As in November, the acceleration in inflation remains primarily attributable to rising food prices. Food inflation picked up to a 1.1% pace YoY, a 14-month high. Fresh vegetable and fresh fruit prices saw the largest month-on-month upticks — up 18.2% and 4.4% YoY, respectively. Pork prices continued to fall, but saw a slightly smaller drag in year-on-year terms, rising 0.4pp to -14.6% YoY. The YoY level has risen for three consecutive months. We expect the drag from pork price deflation to turn around this year.
Non-food inflation, on the other hand, remained unchanged at 0.8% YoY. Household appliance prices rose 5.9% YoY as we began to see an impact from 2024’s trade-in policy discounts feed through the economy. Services inflation, in the form of tourism (2.1%) and healthcare (2.9%), generally outpaced goods inflation. The transportation and communication category continued to weigh on inflation, down 2.6% YoY, primarily due to declines in transportation (-1.9%), fuel (-8.2%), and communication appliances (-0.7%). We’re also seeing the continued impact of the property market malaise, with the residence component of inflation in deflation at -0.2% YoY, driven by a -0.3% YoY drop in rents.
Core inflation was unchanged for a third consecutive month at 1.2% YoY.
Producer price index inflation rose to -1.9% YoY, up from -2.2% in November.
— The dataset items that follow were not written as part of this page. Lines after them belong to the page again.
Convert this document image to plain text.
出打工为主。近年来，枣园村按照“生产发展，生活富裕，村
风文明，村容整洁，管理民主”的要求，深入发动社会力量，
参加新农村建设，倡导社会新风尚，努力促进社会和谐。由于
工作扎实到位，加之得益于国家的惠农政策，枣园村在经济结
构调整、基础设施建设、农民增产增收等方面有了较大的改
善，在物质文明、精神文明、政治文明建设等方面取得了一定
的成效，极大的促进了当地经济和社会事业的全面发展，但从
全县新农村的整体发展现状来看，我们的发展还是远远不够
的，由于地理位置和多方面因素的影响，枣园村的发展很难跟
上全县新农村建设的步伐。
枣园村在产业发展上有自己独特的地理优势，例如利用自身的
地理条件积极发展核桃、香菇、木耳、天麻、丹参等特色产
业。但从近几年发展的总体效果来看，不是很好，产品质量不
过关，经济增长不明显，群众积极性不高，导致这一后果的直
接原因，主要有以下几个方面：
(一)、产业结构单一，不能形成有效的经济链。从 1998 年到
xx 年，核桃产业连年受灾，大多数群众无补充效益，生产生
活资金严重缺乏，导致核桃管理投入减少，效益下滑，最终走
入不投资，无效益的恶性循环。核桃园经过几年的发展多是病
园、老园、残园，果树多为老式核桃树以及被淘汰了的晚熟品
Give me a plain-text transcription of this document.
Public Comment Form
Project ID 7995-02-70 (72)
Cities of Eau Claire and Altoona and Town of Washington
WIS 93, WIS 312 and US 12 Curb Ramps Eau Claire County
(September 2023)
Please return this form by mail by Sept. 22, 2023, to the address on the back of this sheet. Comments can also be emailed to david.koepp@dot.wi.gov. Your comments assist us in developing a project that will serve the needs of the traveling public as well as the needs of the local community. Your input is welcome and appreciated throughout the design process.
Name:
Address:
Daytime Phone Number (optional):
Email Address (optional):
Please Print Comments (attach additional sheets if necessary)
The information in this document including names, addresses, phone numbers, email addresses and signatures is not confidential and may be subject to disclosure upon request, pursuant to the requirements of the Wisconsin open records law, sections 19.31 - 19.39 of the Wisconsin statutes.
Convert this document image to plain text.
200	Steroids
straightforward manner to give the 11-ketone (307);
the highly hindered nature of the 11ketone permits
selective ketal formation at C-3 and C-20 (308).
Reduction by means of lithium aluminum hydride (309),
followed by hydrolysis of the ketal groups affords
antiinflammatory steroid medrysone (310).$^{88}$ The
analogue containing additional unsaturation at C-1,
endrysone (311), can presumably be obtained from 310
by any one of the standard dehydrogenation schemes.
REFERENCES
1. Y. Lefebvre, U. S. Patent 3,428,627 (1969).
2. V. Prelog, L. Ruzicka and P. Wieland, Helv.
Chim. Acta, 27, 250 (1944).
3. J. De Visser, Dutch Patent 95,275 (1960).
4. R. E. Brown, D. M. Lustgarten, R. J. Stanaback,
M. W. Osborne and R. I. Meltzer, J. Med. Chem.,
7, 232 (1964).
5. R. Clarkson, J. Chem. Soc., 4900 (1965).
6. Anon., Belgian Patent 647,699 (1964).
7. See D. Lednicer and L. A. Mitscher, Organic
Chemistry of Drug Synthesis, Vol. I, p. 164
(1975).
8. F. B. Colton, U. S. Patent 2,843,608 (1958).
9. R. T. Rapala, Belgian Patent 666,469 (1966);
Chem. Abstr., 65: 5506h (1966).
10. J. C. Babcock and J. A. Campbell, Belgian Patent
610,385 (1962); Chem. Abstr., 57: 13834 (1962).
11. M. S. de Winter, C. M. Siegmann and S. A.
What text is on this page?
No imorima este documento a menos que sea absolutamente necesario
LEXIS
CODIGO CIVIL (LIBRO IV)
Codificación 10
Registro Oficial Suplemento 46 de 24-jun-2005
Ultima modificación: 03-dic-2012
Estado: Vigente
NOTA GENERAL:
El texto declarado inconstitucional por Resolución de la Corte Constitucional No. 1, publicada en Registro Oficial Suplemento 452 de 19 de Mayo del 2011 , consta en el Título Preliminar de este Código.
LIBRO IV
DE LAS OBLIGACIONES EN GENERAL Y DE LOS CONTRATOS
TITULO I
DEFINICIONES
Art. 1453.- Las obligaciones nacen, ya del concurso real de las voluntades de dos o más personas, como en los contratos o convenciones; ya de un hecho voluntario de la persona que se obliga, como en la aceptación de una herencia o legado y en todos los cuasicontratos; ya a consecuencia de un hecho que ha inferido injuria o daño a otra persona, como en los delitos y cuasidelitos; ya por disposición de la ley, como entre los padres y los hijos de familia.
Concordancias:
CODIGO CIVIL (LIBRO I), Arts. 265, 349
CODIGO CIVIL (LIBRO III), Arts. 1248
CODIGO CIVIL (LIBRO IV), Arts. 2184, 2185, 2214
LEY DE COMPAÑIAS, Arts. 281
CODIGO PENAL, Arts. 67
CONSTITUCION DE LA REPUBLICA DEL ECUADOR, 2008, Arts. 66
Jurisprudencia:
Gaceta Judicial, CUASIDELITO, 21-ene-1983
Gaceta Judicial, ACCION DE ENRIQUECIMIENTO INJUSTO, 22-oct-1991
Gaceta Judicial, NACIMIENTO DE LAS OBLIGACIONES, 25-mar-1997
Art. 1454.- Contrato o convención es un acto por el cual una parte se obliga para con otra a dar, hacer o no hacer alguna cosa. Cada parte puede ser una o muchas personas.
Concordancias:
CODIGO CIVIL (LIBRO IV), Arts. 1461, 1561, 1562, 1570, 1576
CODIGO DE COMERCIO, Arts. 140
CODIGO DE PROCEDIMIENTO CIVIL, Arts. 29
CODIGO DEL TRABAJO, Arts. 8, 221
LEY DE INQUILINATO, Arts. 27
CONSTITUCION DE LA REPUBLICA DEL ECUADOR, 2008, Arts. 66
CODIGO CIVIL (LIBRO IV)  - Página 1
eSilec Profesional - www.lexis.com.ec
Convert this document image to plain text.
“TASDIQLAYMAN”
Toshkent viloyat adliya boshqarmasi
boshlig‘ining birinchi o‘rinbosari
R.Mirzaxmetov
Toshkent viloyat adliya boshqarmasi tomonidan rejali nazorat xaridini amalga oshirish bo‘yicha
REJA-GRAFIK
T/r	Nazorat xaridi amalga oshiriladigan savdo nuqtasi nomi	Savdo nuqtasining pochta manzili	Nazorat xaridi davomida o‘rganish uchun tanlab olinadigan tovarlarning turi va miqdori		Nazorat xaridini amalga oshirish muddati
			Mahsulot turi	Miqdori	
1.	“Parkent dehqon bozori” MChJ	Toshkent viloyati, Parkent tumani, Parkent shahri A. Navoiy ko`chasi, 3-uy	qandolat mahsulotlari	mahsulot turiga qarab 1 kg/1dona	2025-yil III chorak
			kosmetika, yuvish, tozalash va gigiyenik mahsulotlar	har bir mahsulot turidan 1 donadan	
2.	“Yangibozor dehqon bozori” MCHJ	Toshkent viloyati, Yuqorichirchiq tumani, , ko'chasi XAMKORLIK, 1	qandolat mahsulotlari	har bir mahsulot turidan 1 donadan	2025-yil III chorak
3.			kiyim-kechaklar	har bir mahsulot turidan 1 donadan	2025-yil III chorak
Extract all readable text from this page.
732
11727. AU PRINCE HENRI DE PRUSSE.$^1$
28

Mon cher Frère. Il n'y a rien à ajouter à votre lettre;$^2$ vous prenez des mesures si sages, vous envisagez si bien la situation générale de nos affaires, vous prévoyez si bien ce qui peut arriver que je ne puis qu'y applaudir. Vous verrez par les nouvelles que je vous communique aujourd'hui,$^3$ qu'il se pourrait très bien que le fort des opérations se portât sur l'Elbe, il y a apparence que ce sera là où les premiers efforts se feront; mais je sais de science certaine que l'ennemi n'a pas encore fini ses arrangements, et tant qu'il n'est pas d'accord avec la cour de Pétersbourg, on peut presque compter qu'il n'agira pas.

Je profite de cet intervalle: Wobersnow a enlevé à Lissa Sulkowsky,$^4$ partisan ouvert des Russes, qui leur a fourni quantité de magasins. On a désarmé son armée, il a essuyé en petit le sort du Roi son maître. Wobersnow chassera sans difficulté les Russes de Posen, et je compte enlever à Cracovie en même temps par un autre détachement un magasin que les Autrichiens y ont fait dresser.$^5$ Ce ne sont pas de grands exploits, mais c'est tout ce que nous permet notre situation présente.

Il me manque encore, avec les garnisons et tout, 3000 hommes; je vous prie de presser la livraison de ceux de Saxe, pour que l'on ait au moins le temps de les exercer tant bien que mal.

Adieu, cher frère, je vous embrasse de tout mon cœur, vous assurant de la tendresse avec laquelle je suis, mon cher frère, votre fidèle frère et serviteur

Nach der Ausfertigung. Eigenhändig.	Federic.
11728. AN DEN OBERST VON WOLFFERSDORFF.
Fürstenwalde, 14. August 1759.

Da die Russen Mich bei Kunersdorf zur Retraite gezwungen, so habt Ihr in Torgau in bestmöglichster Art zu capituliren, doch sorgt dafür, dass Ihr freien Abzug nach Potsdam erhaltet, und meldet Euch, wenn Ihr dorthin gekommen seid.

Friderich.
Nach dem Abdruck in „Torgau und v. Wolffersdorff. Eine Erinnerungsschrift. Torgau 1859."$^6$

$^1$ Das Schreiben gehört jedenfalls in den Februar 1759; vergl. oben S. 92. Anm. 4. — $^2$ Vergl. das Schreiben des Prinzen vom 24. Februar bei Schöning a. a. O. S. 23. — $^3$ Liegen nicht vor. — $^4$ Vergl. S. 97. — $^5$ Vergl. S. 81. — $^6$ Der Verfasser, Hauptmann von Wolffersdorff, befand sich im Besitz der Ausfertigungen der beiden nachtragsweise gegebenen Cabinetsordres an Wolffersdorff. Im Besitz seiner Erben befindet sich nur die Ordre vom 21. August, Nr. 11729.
This level marked a 16-month high and the 39th consecutive month of PPI deflation.
Food prices continued to push inflation higher in December

Is the worst over for China’s deflationary pressure?
After three straight years of deflationary pressures, could we finally see inflation pick up a little more convincingly in 2026?
Various factors suggest that this could be possible:
Non-food inflation shows a mixed picture but has generally been benign in 2H25.
Food prices were in deflation for 9 of 12 months in 2025, and the base effect will likely lead to a pickup in YoY levels in 2026. A turnaround of the pork cycle would further contribute to upward food prices.
China’s anti-involution push could help alleviate downward price pressures, though it remains unclear how much of an impact we will see.
Potential new avenues for supporting consumption on top of trade-in policies, which, thanks to discounts, tend to exacerbate deflationary pressure.
As such, we’re looking for 0.9% CPI inflation in 2026. While this remains well short of the 2% inflation target pursued by many central banks globally, it would nonetheless be a healthy development after three consecutive years of annual CPI inflation of 0.2% or lower. Despite expectations of a recovery, inflation remains relatively low and should not preclude further monetary easing this year. We continue to expect there’s a case for further rate cuts this year, with a 10 bp cut sometime in 1H26.